Indonesian militant hurt by bicycle bomb blast

An Islamic militant was critically injured when a homemade bomb strapped to the back of his bicycle detonated prematurely Thursday before he reached his apparent target — a police post outside Indonesia's capital.

No one else was hurt.

Police spokesman Col. Boy Rafli Amar said a letter found in the 38-year-old man's back pocket said he was seeking "revenge for the infidels who killed Islamic fighters."

"We will hunt you even if you run into the clouds," the note, written on two pages, said. "Your death is certain."

The low-explosive device, packed with ball bearings and nails to maximize the impact of the blast, apparently went off accidentally when the suspect was 100 yards (meters) from the police post in Jakarta's industrial suburb of Bekasi.
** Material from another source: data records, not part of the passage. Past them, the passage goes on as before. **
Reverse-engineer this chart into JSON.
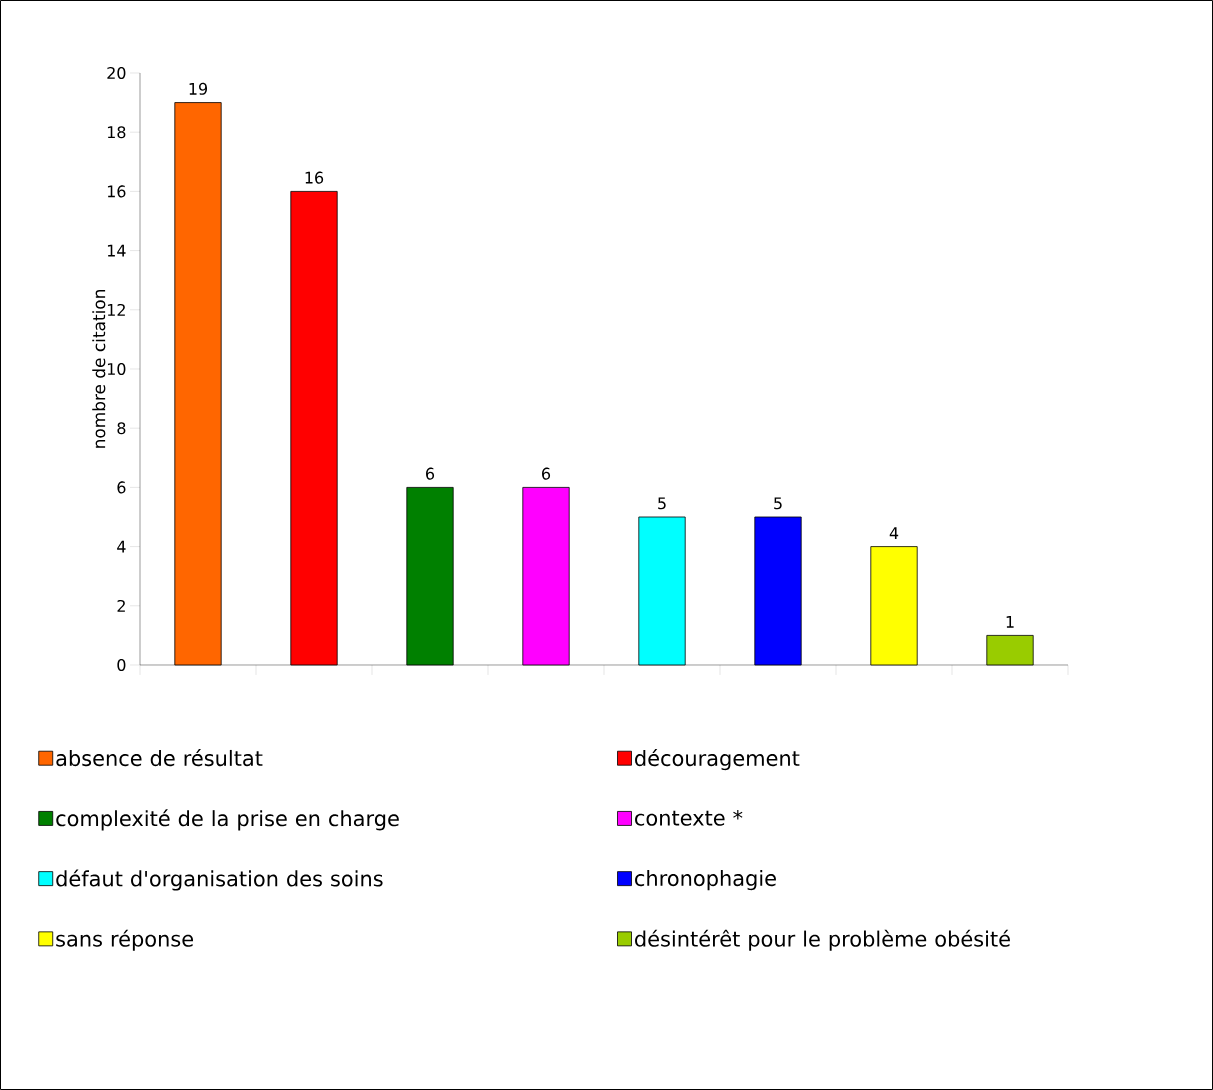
{
  "chart_data": {
    "type": "bar",
    "ylabel": "nombre de citation",
    "categories": [
      null,
      null,
      null,
      null,
      null,
      null,
      null,
      null
    ],
    "series": [
      {
        "name": "absence de résultat",
        "color": "#ff6600",
        "values": [
          19,
          null,
          null,
          null,
          null,
          null,
          null,
          null
        ]
      },
      {
        "name": "découragement",
        "color": "#ff0000",
        "values": [
          null,
          16,
          null,
          null,
          null,
          null,
          null,
          null
        ]
      },
      {
        "name": "complexité de la prise en charge",
        "color": "#008000",
        "values": [
          null,
          null,
          6,
          null,
          null,
          null,
          null,
          null
        ]
      },
      {
        "name": "contexte *",
        "color": "#ff00ff",
        "values": [
          null,
          null,
          null,
          6,
          null,
          null,
          null,
          null
        ]
      },
      {
        "name": "défaut d'organisation des soins",
        "color": "#00ffff",
        "values": [
          null,
          null,
          null,
          null,
          5,
          null,
          null,
          null
        ]
      },
      {
        "name": "chronophagie",
        "color": "#0000ff",
        "values": [
          null,
          null,
          null,
          null,
          null,
          5,
          null,
          null
        ]
      },
      {
        "name": "sans réponse",
        "color": "#ffff00",
        "values": [
          null,
          null,
          null,
          null,
          null,
          null,
          4,
          null
        ]
      },
      {
        "name": "désintérêt  pour le problème obésité",
        "color": "#99cc00",
        "values": [
          null,
          null,
          null,
          null,
          null,
          null,
          null,
          1
        ]
      }
    ],
    "ylim": [
      0,
      20
    ],
    "yticks": [
      0,
      2,
      4,
      6,
      8,
      10,
      12,
      14,
      16,
      18,
      20
    ],
    "data_labels": true,
    "legend": "bottom"
  }
}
Indonesia, a secular nation with more Muslims than any other in the world, has been battling terrorists since 2002, when militants linked to the Southeast Asian network Jemaah Islamiyah started attacking Western nightclubs, restaurants and embassies.
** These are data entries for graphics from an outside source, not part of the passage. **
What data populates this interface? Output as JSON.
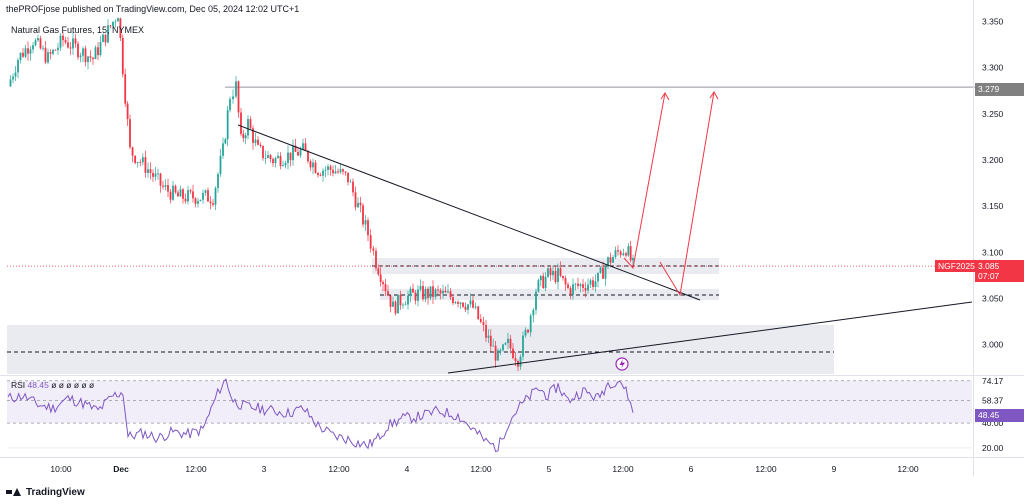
{
  "header": {
    "publisher_line": "thePROFjose published on TradingView.com, Dec 05, 2024 12:02 UTC+1",
    "symbol_title": "Natural Gas Futures, 15, NYMEX"
  },
  "footer": {
    "brand": "TradingView"
  },
  "price_scale": {
    "ticks": [
      "3.350",
      "3.300",
      "3.250",
      "3.200",
      "3.150",
      "3.100",
      "3.050",
      "3.000"
    ],
    "target_label": "3.279",
    "ticker_label": "NGF2025",
    "current_price": "3.085",
    "countdown": "07:07"
  },
  "rsi_scale": {
    "ticks": [
      "74.17",
      "58.37",
      "40.00",
      "20.00"
    ],
    "current_value": "48.45",
    "label_name": "RSI",
    "label_value": "48.45",
    "label_tail": "ø ø ø ø ø ø"
  },
  "time_axis": {
    "labels": [
      "10:00",
      "Dec",
      "12:00",
      "3",
      "12:00",
      "4",
      "12:00",
      "5",
      "12:00",
      "6",
      "12:00",
      "9",
      "12:00"
    ]
  },
  "colors": {
    "up": "#26a69a",
    "down": "#f23645",
    "rsi_line": "#7e57c2",
    "zone_fill": "#e0e3eb",
    "rsi_band": "#ede7f6",
    "projection_arrow": "#f23645"
  },
  "chart_data": [
    {
      "type": "candlestick",
      "title": "Natural Gas Futures, 15, NYMEX",
      "ylim": [
        2.97,
        3.36
      ],
      "x_range": [
        "Dec 02 06:00",
        "Dec 09 18:00"
      ],
      "price_path": [
        [
          0,
          3.28
        ],
        [
          10,
          3.31
        ],
        [
          25,
          3.33
        ],
        [
          40,
          3.31
        ],
        [
          55,
          3.33
        ],
        [
          70,
          3.32
        ],
        [
          85,
          3.31
        ],
        [
          100,
          3.34
        ],
        [
          110,
          3.36
        ],
        [
          122,
          3.21
        ],
        [
          140,
          3.19
        ],
        [
          155,
          3.17
        ],
        [
          170,
          3.16
        ],
        [
          190,
          3.16
        ],
        [
          205,
          3.16
        ],
        [
          215,
          3.21
        ],
        [
          222,
          3.27
        ],
        [
          228,
          3.28
        ],
        [
          233,
          3.22
        ],
        [
          240,
          3.24
        ],
        [
          250,
          3.21
        ],
        [
          265,
          3.2
        ],
        [
          280,
          3.205
        ],
        [
          295,
          3.21
        ],
        [
          310,
          3.19
        ],
        [
          325,
          3.19
        ],
        [
          340,
          3.18
        ],
        [
          350,
          3.15
        ],
        [
          360,
          3.12
        ],
        [
          368,
          3.09
        ],
        [
          375,
          3.07
        ],
        [
          385,
          3.04
        ],
        [
          395,
          3.05
        ],
        [
          410,
          3.055
        ],
        [
          430,
          3.055
        ],
        [
          450,
          3.05
        ],
        [
          465,
          3.04
        ],
        [
          478,
          3.01
        ],
        [
          490,
          2.985
        ],
        [
          500,
          3.0
        ],
        [
          510,
          2.985
        ],
        [
          520,
          3.02
        ],
        [
          528,
          3.06
        ],
        [
          540,
          3.075
        ],
        [
          550,
          3.075
        ],
        [
          560,
          3.06
        ],
        [
          575,
          3.065
        ],
        [
          590,
          3.07
        ],
        [
          600,
          3.09
        ],
        [
          610,
          3.1
        ],
        [
          618,
          3.105
        ],
        [
          625,
          3.085
        ]
      ],
      "current_price": 3.085
    },
    {
      "type": "line",
      "title": "RSI",
      "ylim": [
        14,
        78
      ],
      "levels": [
        74.17,
        58.37,
        40.0,
        20.0
      ],
      "series": [
        {
          "name": "RSI",
          "points": [
            [
              0,
              60
            ],
            [
              15,
              62
            ],
            [
              30,
              55
            ],
            [
              45,
              52
            ],
            [
              60,
              60
            ],
            [
              75,
              56
            ],
            [
              90,
              50
            ],
            [
              105,
              62
            ],
            [
              115,
              65
            ],
            [
              120,
              29
            ],
            [
              135,
              32
            ],
            [
              150,
              28
            ],
            [
              165,
              33
            ],
            [
              180,
              31
            ],
            [
              195,
              35
            ],
            [
              205,
              55
            ],
            [
              212,
              68
            ],
            [
              218,
              75
            ],
            [
              225,
              58
            ],
            [
              235,
              54
            ],
            [
              250,
              52
            ],
            [
              265,
              50
            ],
            [
              280,
              48
            ],
            [
              295,
              52
            ],
            [
              310,
              38
            ],
            [
              325,
              30
            ],
            [
              340,
              27
            ],
            [
              350,
              24
            ],
            [
              360,
              22
            ],
            [
              370,
              28
            ],
            [
              380,
              38
            ],
            [
              395,
              44
            ],
            [
              410,
              45
            ],
            [
              430,
              50
            ],
            [
              450,
              46
            ],
            [
              465,
              35
            ],
            [
              478,
              25
            ],
            [
              490,
              20
            ],
            [
              500,
              40
            ],
            [
              510,
              52
            ],
            [
              520,
              60
            ],
            [
              530,
              68
            ],
            [
              540,
              62
            ],
            [
              550,
              70
            ],
            [
              560,
              58
            ],
            [
              575,
              66
            ],
            [
              590,
              60
            ],
            [
              600,
              72
            ],
            [
              612,
              75
            ],
            [
              620,
              62
            ],
            [
              625,
              48.45
            ]
          ]
        }
      ]
    }
  ]
}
More than 260 people have been killed, many of them foreign tourists.

A new homegrown terror cell discovered in Aceh province in February, however, has shifted tactics, targeting the country's moderate leaders and its security forces for joining a U.S.-backed crackdown on militants.
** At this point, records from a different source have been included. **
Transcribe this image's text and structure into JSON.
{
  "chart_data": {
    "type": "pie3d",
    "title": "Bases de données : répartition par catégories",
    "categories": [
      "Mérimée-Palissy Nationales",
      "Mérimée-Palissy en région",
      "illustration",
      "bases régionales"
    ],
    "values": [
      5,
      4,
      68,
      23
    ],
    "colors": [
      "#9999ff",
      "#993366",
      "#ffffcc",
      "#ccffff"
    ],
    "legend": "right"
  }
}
Scores of suspects have been arrested since then and more than a dozen killed.

"This is revenge against you, the devil's allies, who kill, sentence to death, and arrest the Muslim fighters," said the note carried by the man, who suffered wounds to the face and neck.

"We are ready to die for this noble religion."

Last week, heavily armed Islamist militants stormed a police precinct on Sumatra island, fatally shooting three officers.